I loved this story, too. And I think old and cranky trumps young and stupid EVERY time. Just ask anyone I work with.

Ramona said...

I'm sorry to be the lone voice of dissension here, and I do admire this lady's bravery, but that could have so easily gone wrong.

Maybe I'm just confused about her choice of weapon, or maybe it's the writer in me having trouble with the scenario. What exactly was she going to do with that stool? Wouldn't she be behind the counter? So she'd have to come all the way around to attack the robber, and that would give the girl plenty of time to...

Sigh. See what being a writer does to you? Nothing's ever simple.

Annette said...

Oh, Ramona, I definitely agree with you that the story could have had a much different and tragic ending. And I'm not sure of the layout of the scenario. One story said she pushed the gun away, another said she took the gun off the girl. But they said she wasn't convinced it was a real gun, so I assume the girl did take the gun with her, otherwise they would know, right?

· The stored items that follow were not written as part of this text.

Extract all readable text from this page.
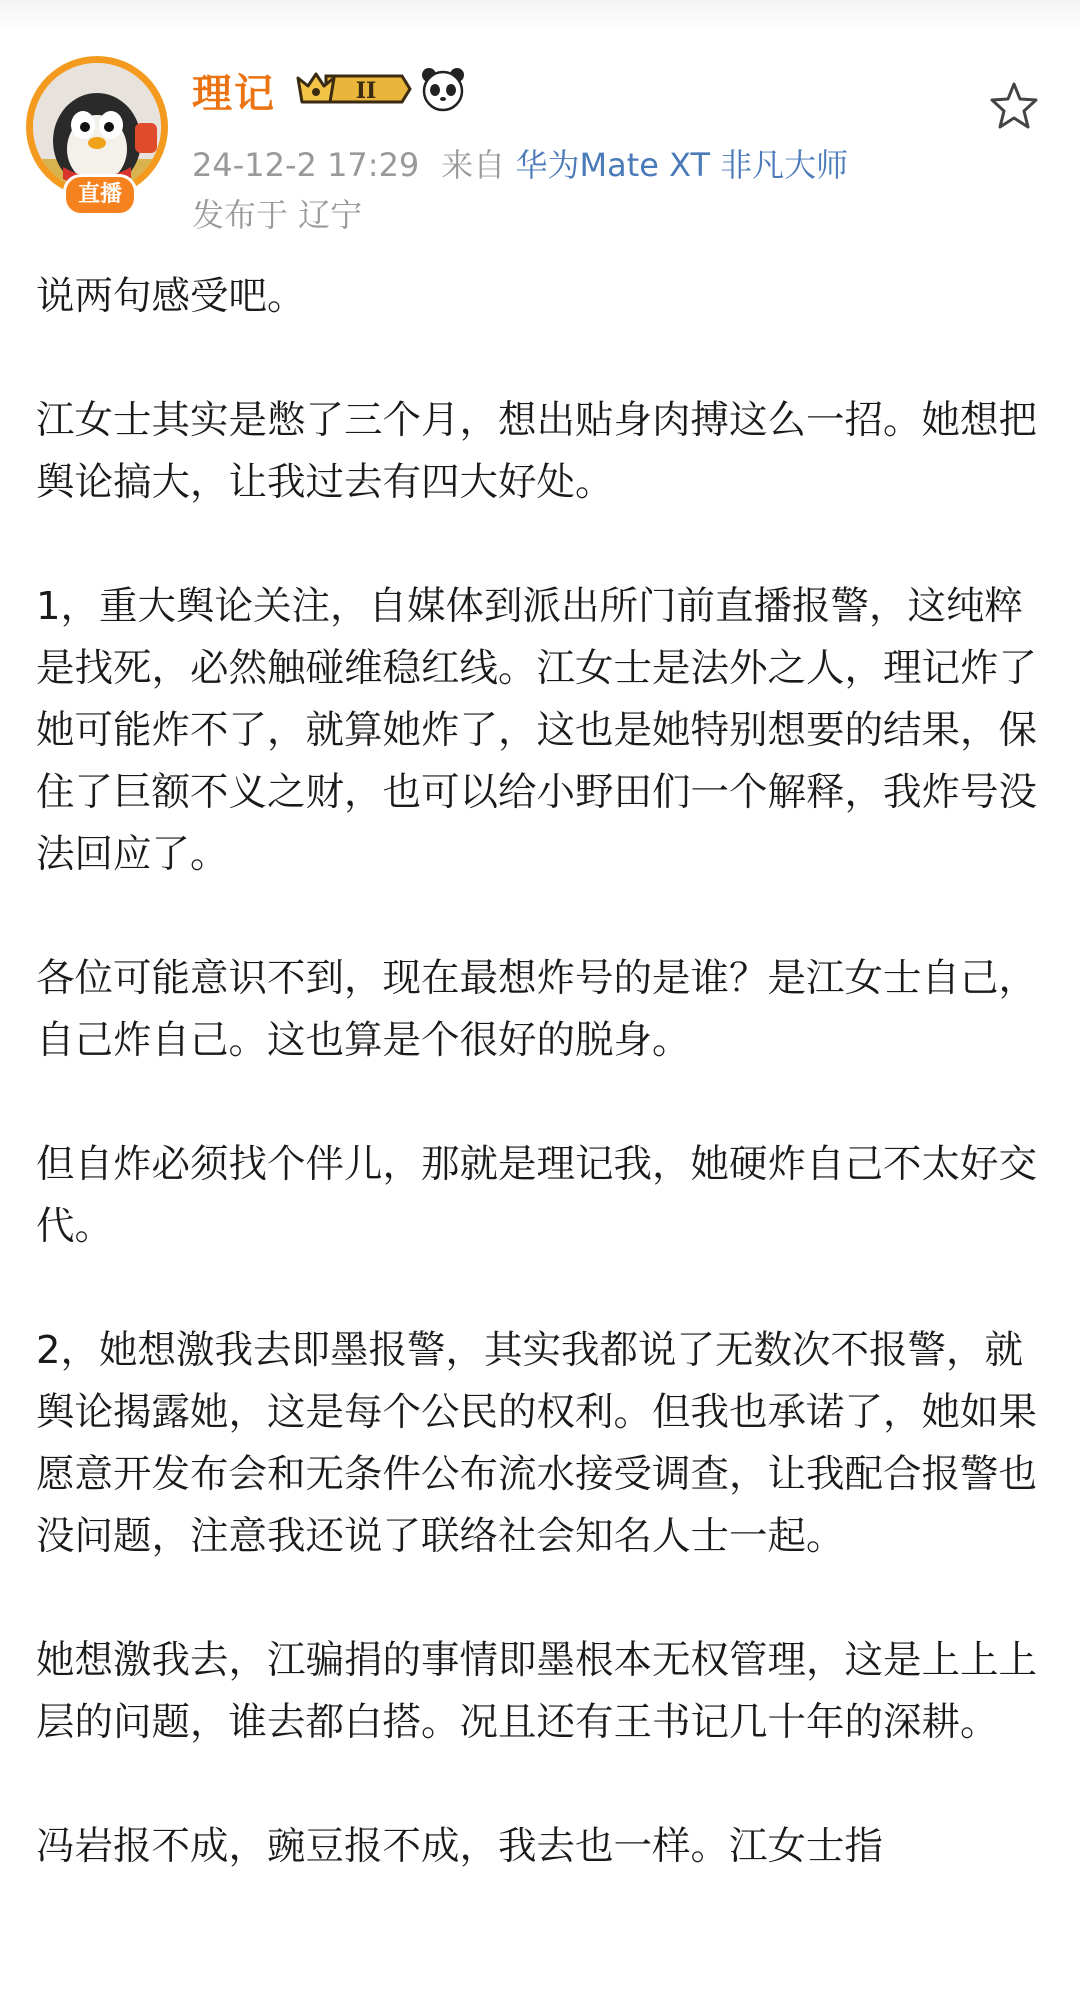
直播
理记	II
24-12-2 17:29 来自 华为Mate XT 非凡大师
发布于 辽宁

说两句感受吧。

江女士其实是憋了三个月，想出贴身肉搏这么一招。她想把舆论搞大，让我过去有四大好处。

1，重大舆论关注，自媒体到派出所门前直播报警，这纯粹是找死，必然触碰维稳红线。江女士是法外之人，理记炸了她可能炸不了，就算她炸了，这也是她特别想要的结果，保住了巨额不义之财，也可以给小野田们一个解释，我炸号没法回应了。

各位可能意识不到，现在最想炸号的是谁？是江女士自己，自己炸自己。这也算是个很好的脱身。

但自炸必须找个伴儿，那就是理记我，她硬炸自己不太好交代。

2，她想激我去即墨报警，其实我都说了无数次不报警，就舆论揭露她，这是每个公民的权利。但我也承诺了，她如果愿意开发布会和无条件公布流水接受调查，让我配合报警也没问题，注意我还说了联络社会知名人士一起。

她想激我去，江骗捐的事情即墨根本无权管理，这是上上上层的问题，谁去都白搭。况且还有王书记几十年的深耕。

冯岩报不成，豌豆报不成，我去也一样。江女士指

Anyhow, I guess just the sight of a pissed off grandma hoisting a stool over her head was enough to convince the would-be robber that this old broad wasn't taking her crap.

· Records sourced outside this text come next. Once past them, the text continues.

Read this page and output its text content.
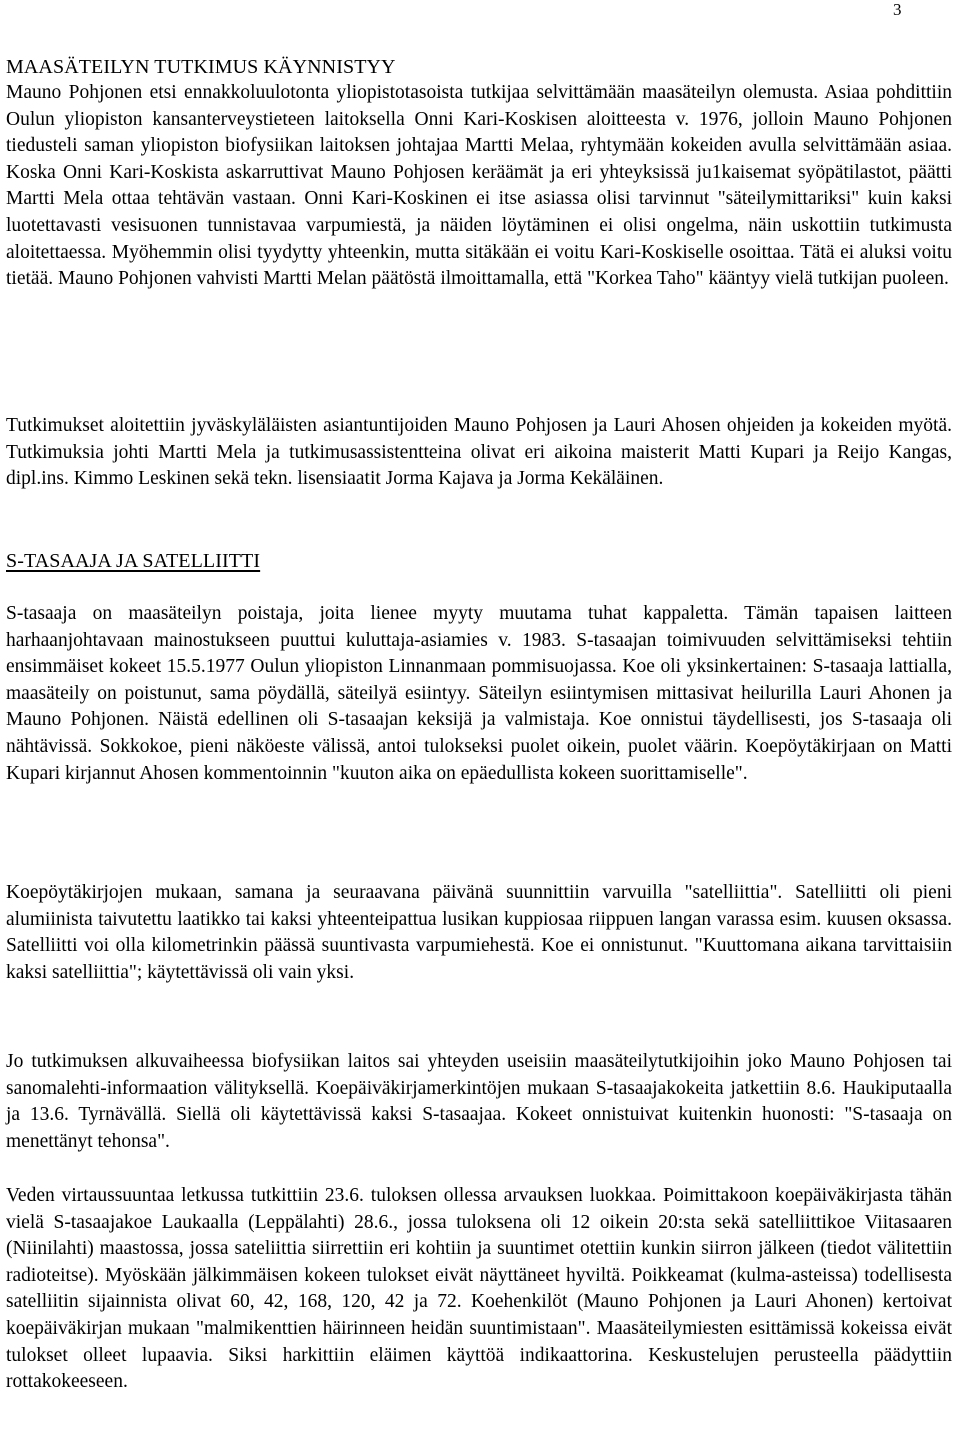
3
MAASÄTEILYN TUTKIMUS KÄYNNISTYY

Mauno Pohjonen etsi ennakkoluulotonta yliopistotasoista tutkijaa selvittämään maasäteilyn olemusta. Asiaa pohdittiin Oulun yliopiston kansanterveystieteen laitoksella Onni Kari-Koskisen aloitteesta v. 1976, jolloin Mauno Pohjonen tiedusteli saman yliopiston biofysiikan laitoksen johtajaa Martti Melaa, ryhtymään kokeiden avulla selvittämään asiaa. Koska Onni Kari-Koskista askarruttivat Mauno Pohjosen keräämät ja eri yhteyksissä ju1kaisemat syöpätilastot, päätti Martti Mela ottaa tehtävän vastaan. Onni Kari-Koskinen ei itse asiassa olisi tarvinnut "säteilymittariksi" kuin kaksi luotettavasti vesisuonen tunnistavaa varpumiestä, ja näiden löytäminen ei olisi ongelma, näin uskottiin tutkimusta aloitettaessa. Myöhemmin olisi tyydytty yhteenkin, mutta sitäkään ei voitu Kari-Koskiselle osoittaa. Tätä ei aluksi voitu tietää. Mauno Pohjonen vahvisti Martti Melan päätöstä ilmoittamalla, että "Korkea Taho" kääntyy vielä tutkijan puoleen.

Tutkimukset aloitettiin jyväskyläläisten asiantuntijoiden Mauno Pohjosen ja Lauri Ahosen ohjeiden ja kokeiden myötä. Tutkimuksia johti Martti Mela ja tutkimusassistentteina olivat eri aikoina maisterit Matti Kupari ja Reijo Kangas, dipl.ins. Kimmo Leskinen sekä tekn. lisensiaatit Jorma Kajava ja Jorma Kekäläinen.

S-TASAAJA JA SATELLIITTI

S-tasaaja on maasäteilyn poistaja, joita lienee myyty muutama tuhat kappaletta. Tämän tapaisen laitteen harhaanjohtavaan mainostukseen puuttui kuluttaja-asiamies v. 1983. S-tasaajan toimivuuden selvittämiseksi tehtiin ensimmäiset kokeet 15.5.1977 Oulun yliopiston Linnanmaan pommisuojassa. Koe oli yksinkertainen: S-tasaaja lattialla, maasäteily on poistunut, sama pöydällä, säteilyä esiintyy. Säteilyn esiintymisen mittasivat heilurilla Lauri Ahonen ja Mauno Pohjonen. Näistä edellinen oli S-tasaajan keksijä ja valmistaja. Koe onnistui täydellisesti, jos S-tasaaja oli nähtävissä. Sokkokoe, pieni näköeste välissä, antoi tulokseksi puolet oikein, puolet väärin. Koepöytäkirjaan on Matti Kupari kirjannut Ahosen kommentoinnin "kuuton aika on epäedullista kokeen suorittamiselle".

Koepöytäkirjojen mukaan, samana ja seuraavana päivänä suunnittiin varvuilla "satelliittia". Satelliitti oli pieni alumiinista taivutettu laatikko tai kaksi yhteenteipattua lusikan kuppiosaa riippuen langan varassa esim. kuusen oksassa. Satelliitti voi olla kilometrinkin päässä suuntivasta varpumiehestä. Koe ei onnistunut. "Kuuttomana aikana tarvittaisiin kaksi satelliittia"; käytettävissä oli vain yksi.

Jo tutkimuksen alkuvaiheessa biofysiikan laitos sai yhteyden useisiin maasäteilytutkijoihin joko Mauno Pohjosen tai sanomalehti-informaation välityksellä. Koepäiväkirjamerkintöjen mukaan S-tasaajakokeita jatkettiin 8.6. Haukiputaalla ja 13.6. Tyrnävällä. Siellä oli käytettävissä kaksi S-tasaajaa. Kokeet onnistuivat kuitenkin huonosti: "S-tasaaja on menettänyt tehonsa".

Veden virtaussuuntaa letkussa tutkittiin 23.6. tuloksen ollessa arvauksen luokkaa. Poimittakoon koepäiväkirjasta tähän vielä S-tasaajakoe Laukaalla (Leppälahti) 28.6., jossa tuloksena oli 12 oikein 20:sta sekä satelliittikoe Viitasaaren (Niinilahti) maastossa, jossa sateliittia siirrettiin eri kohtiin ja suuntimet otettiin kunkin siirron jälkeen (tiedot välitettiin radioteitse). Myöskään jälkimmäisen kokeen tulokset eivät näyttäneet hyviltä. Poikkeamat (kulma-asteissa) todellisesta satelliitin sijainnista olivat 60, 42, 168, 120, 42 ja 72. Koehenkilöt (Mauno Pohjonen ja Lauri Ahonen) kertoivat koepäiväkirjan mukaan "malmikenttien häirinneen heidän suuntimistaan". Maasäteilymiesten esittämissä kokeissa eivät tulokset olleet lupaavia. Siksi harkittiin eläimen käyttöä indikaattorina. Keskustelujen perusteella päädyttiin rottakokeeseen.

I don't recommend ANYONE faced with a gun try to be a hero.I know I sure wouldn't. Heck, I'd probably help them carry the money out to their car! But the fact that this lady DID and the robber ran off just goes to prove that bullies aren't always as brave as they make themselves out to be. And that old ladies can be tough.

Annette said...

Gina, I know of someone who keeps a loaded gun under her pillow, too, and heaven help the poor soul who would try to break into HER house.

Anonymous said...

The way I've been sleeping after I hit 50, I thrash around so much I'd probably shoot myself with that gun under the pillow.

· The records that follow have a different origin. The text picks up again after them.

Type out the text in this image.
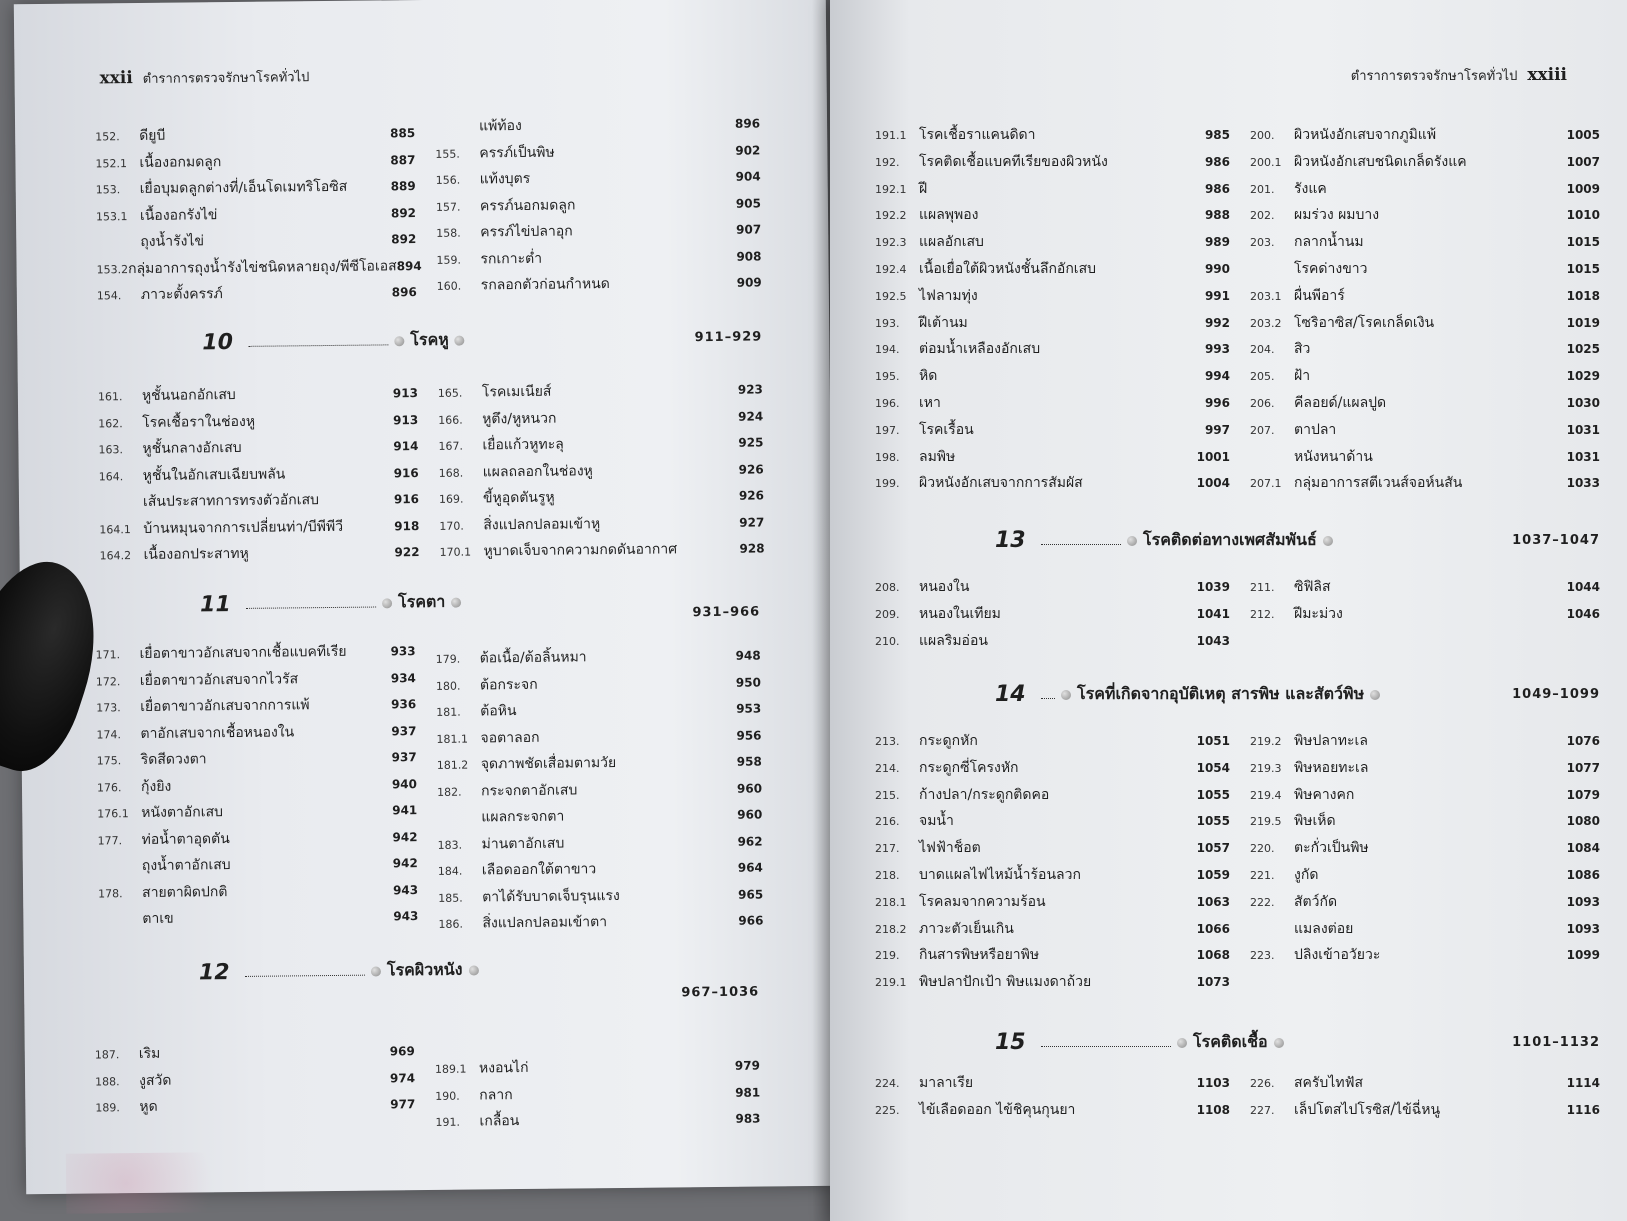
xxii ตำราการตรวจรักษาโรคทั่วไป
152.	ดียูบี	885
152.1 เนื้องอกมดลูก	887
153.	เยื่อบุมดลูกต่างที่/เอ็นโดเมทริโอซิส	889
153.1 เนื้องอกรังไข่	892
ถุงน้ำรังไข่	892
153.2 กลุ่มอาการถุงน้ำรังไข่ชนิดหลายถุง/พีซีโอเอส 894
154.	ภาวะตั้งครรภ์	896
แพ้ท้อง	896
155.	ครรภ์เป็นพิษ	902
156.	แท้งบุตร	904
157.	ครรภ์นอกมดลูก	905
158.	ครรภ์ไข่ปลาอุก	907
159.	รกเกาะต่ำ	908
160.	รกลอกตัวก่อนกำหนด	909
10	โรคหู	911–929
161.	หูชั้นนอกอักเสบ	913
162.	โรคเชื้อราในช่องหู	913
163.	หูชั้นกลางอักเสบ	914
164.	หูชั้นในอักเสบเฉียบพลัน	916
เส้นประสาทการทรงตัวอักเสบ	916
164.1 บ้านหมุนจากการเปลี่ยนท่า/บีพีพีวี	918
164.2 เนื้องอกประสาทหู	922
165.	โรคเมเนียส์	923
166.	หูตึง/หูหนวก	924
167.	เยื่อแก้วหูทะลุ	925
168.	แผลถลอกในช่องหู	926
169.	ขี้หูอุดตันรูหู	926
170.	สิ่งแปลกปลอมเข้าหู	927
170.1 หูบาดเจ็บจากความกดดันอากาศ	928
11	โรคตา
931–966
171.	เยื่อตาขาวอักเสบจากเชื้อแบคทีเรีย	933
172.	เยื่อตาขาวอักเสบจากไวรัส	934
173.	เยื่อตาขาวอักเสบจากการแพ้	936
174.	ตาอักเสบจากเชื้อหนองใน	937
175.	ริดสีดวงตา	937
176.	กุ้งยิง	940
176.1 หนังตาอักเสบ	941
177.	ท่อน้ำตาอุดตัน	942
ถุงน้ำตาอักเสบ	942
178.	สายตาผิดปกติ	943
ตาเข	943
179.	ต้อเนื้อ/ต้อลิ้นหมา	948
180.	ต้อกระจก	950
181.	ต้อหิน	953
181.1 จอตาลอก	956
181.2 จุดภาพชัดเสื่อมตามวัย	958
182.	กระจกตาอักเสบ	960
แผลกระจกตา	960
183.	ม่านตาอักเสบ	962
184.	เลือดออกใต้ตาขาว	964
185.	ตาได้รับบาดเจ็บรุนแรง	965
186.	สิ่งแปลกปลอมเข้าตา	966
12	โรคผิวหนัง
967–1036
187.	เริม	969
188.	งูสวัด	974
189.	หูด	977
189.1 หงอนไก่	979
190.	กลาก	981
191.	เกลื้อน	983
ตำราการตรวจรักษาโรคทั่วไป xxiii
191.1 โรคเชื้อราแคนดิดา	985
192.	โรคติดเชื้อแบคทีเรียของผิวหนัง	986
192.1 ฝี	986
192.2 แผลพุพอง	988
192.3 แผลอักเสบ	989
192.4 เนื้อเยื่อใต้ผิวหนังชั้นลึกอักเสบ	990
192.5 ไฟลามทุ่ง	991
193.	ฝีเต้านม	992
194.	ต่อมน้ำเหลืองอักเสบ	993
195.	หิด	994
196.	เหา	996
197.	โรคเรื้อน	997
198.	ลมพิษ	1001
199.	ผิวหนังอักเสบจากการสัมผัส	1004
200.	ผิวหนังอักเสบจากภูมิแพ้	1005
200.1 ผิวหนังอักเสบชนิดเกล็ดรังแค	1007
201.	รังแค	1009
202.	ผมร่วง ผมบาง	1010
203.	กลากน้ำนม	1015
โรคด่างขาว	1015
203.1 ผื่นพีอาร์	1018
203.2 โซริอาซิส/โรคเกล็ดเงิน	1019
204.	สิว	1025
205.	ฝ้า	1029
206.	คีลอยด์/แผลปูด	1030
207.	ตาปลา	1031
หนังหนาด้าน	1031
207.1 กลุ่มอาการสตีเวนส์จอห์นสัน	1033
13	โรคติดต่อทางเพศสัมพันธ์	1037–1047
208.	หนองใน	1039
209.	หนองในเทียม	1041
210.	แผลริมอ่อน	1043
211.	ซิฟิลิส	1044
212.	ฝีมะม่วง	1046
14	โรคที่เกิดจากอุบัติเหตุ สารพิษ และสัตว์พิษ	1049–1099
213.	กระดูกหัก	1051
214.	กระดูกซี่โครงหัก	1054
215.	ก้างปลา/กระดูกติดคอ	1055
216.	จมน้ำ	1055
217.	ไฟฟ้าช็อต	1057
218.	บาดแผลไฟไหม้น้ำร้อนลวก	1059
218.1 โรคลมจากความร้อน	1063
218.2 ภาวะตัวเย็นเกิน	1066
219.	กินสารพิษหรือยาพิษ	1068
219.1 พิษปลาปักเป้า พิษแมงดาถ้วย	1073
219.2 พิษปลาทะเล	1076
219.3 พิษหอยทะเล	1077
219.4 พิษคางคก	1079
219.5 พิษเห็ด	1080
220.	ตะกั่วเป็นพิษ	1084
221.	งูกัด	1086
222.	สัตว์กัด	1093
แมลงต่อย	1093
223.	ปลิงเข้าอวัยวะ	1099
15	โรคติดเชื้อ	1101–1132
224.	มาลาเรีย	1103
225.	ไข้เลือดออก ไข้ชิคุนกุนยา	1108
226.	สครับไทฟัส	1114
227.	เล็ปโตสไปโรซิส/ไข้ฉี่หนู	1116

Is anyone else having a hard time imagining our kind and lovely Annette in a cranky mood?

Annette said...

Trust me, Nancy. It happens.

Ramona said...

Annette, that image of a "pissed off grandma hoisting a stool over her head" is definitely scary.

So why am I laughing?!?!?

Anonymous said...

Annette, this reminds me of something I saw on the Today show a while back (within the past year, though). They showed a video from a convenience store security camera of this young thug/would-be pickpocket trying to steal the wallet of an old guy standing in line in front of him at the counter. Unbeknownst to the pickpocket, Grandpa was a former Marine and Golden Gloves boxer. He turned around and grabbed that punk and just BEAT on him like nobody's business. It was one of the most awesome things I've ever seen! Then he and the clerk kept the guy there until the police arrived. I love stories like this one and yours about the stool-wielding grandma. I think most people appreciate it when someone like us (a generally law-abiding citizen minding his or her own business and just carrying on with life) turns the tables on a predator. It feels like a victory for all of us.

Annette said...

That's exactly it, Lisa. Score one for the good guys.

Jena said...

I wish I could track down a "don't mess with a crabby woman" short story I read years ago. The premise was, this quiet mousy woman was bossed around by both her husband and her children, but one day when she spotted a man breaking into her house, something inside her burst.

I still get shivers thinking about her triumphant and furious scream, "I've been waiting for you!" as she jumped out from behind something and beat the living bejabers out of him.

The story fell apart after that point, but the writer nailed "crabby woman pushed to her breaking point."